LES ACTIONS DE FIDÉLISATION

Une action de fidélisation bien pensée et bien thématisée peut réellement faire des miracles sur les ventes d’un produit. Voici quelques questions à se poser avant de se lancer ou de briefer une agence. Les best practices, comme on dit : c’est pour vous, c’est cadeau !

1. La fidélisation est-elle, à date, le bon objectif pour ma gamme/ mon produit ?
Hé oui, il faut savoir remettre en question ses certitudes (voire même son boss) …

Partant du constat qu’il n’y a pas de fidélisation sans conquête, il faut préalablement s’assurer qu’on a fait le plein de nouveaux acheteurs.
Par exemple, vouloir mettre en place une action de fidélisation dans le cadre d’un lancement de produit c’est mettre la charrue avant les boeufs.
Il y a de bonnes techniques – bien différentes des techniques de fidélisation – pour faire du recrutement efficace, nous serons peut-être amenés à en parler prochainement.
Après s’être assurés que l’on a un taux de pénétration correct – c’est-à-dire des volumes construits sur une bonne base en regard du taux de pénétration global marché – on peut déployer une offre fidélisante.
Pour schématiser, on peut dire que le taux de pénétration c’est la base sur laquelle les volumes sont  construits, tandis que les QA/ NA (quantités achetées/ nombre d’acheteurs) ainsi que la fidélité sont les garanties de leur solidité.

2. Comment déterminer mes objectifs de fidélisation ?
La difficulté réside dans le juste équilibre entre ambition et réalisme.

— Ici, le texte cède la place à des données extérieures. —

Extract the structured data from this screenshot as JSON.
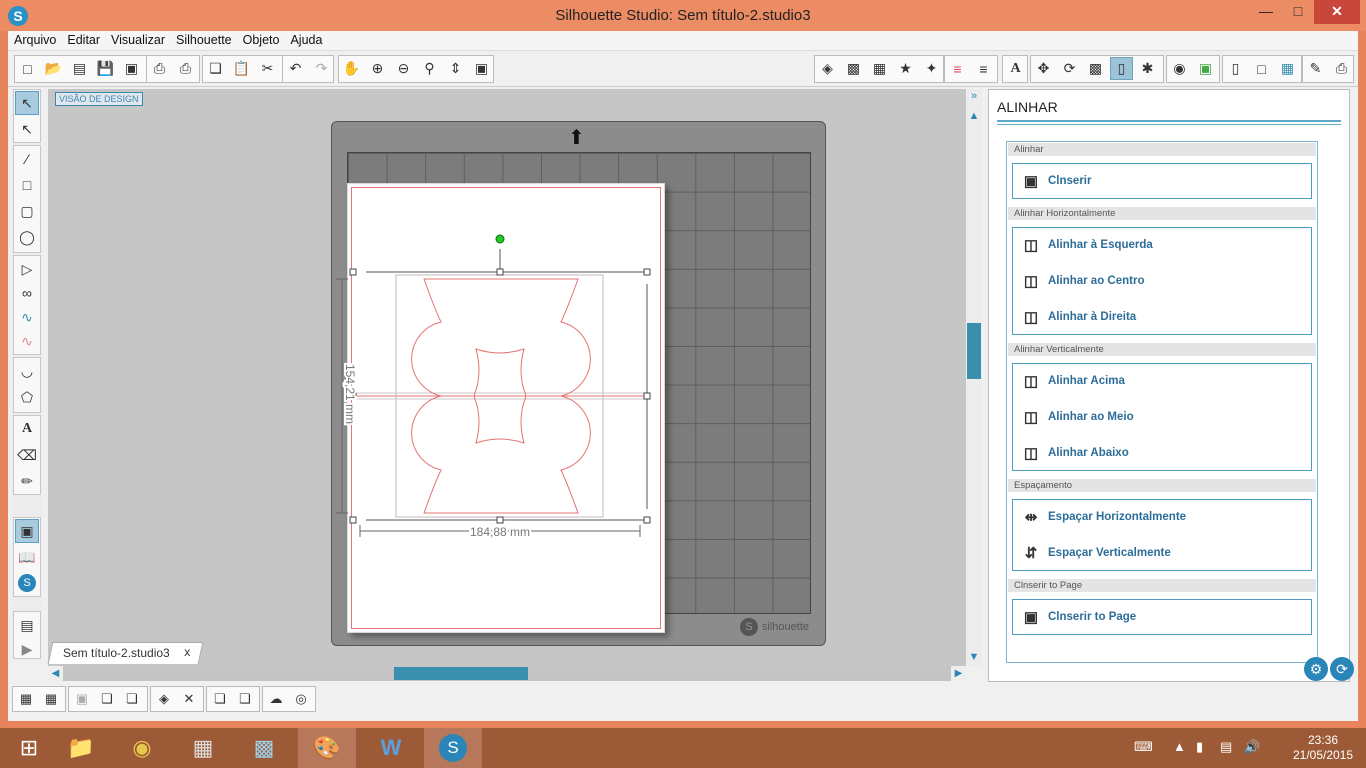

Pour déterminer ses objectifs, il faut connaître les QA/ NA de son produit + les QA/ NA de son marché et estimer ce vers quoi l’on veut tendre.
L’objectif doit rester atteignable sans pour autant récompenser des consommateurs qui auraient acheté le produit sans stimuli, tout en les incitant à augmenter leur nombre d’achats.
Ce n’est pas forcément simple à estimer, il y a pas mal d’autres paramètres à prendre en compte, mais se fixer un objectif chiffré est essentiel (c’est là où vous aurez peut-être besoin des conseils d’une agence comme Tutti Quanti !).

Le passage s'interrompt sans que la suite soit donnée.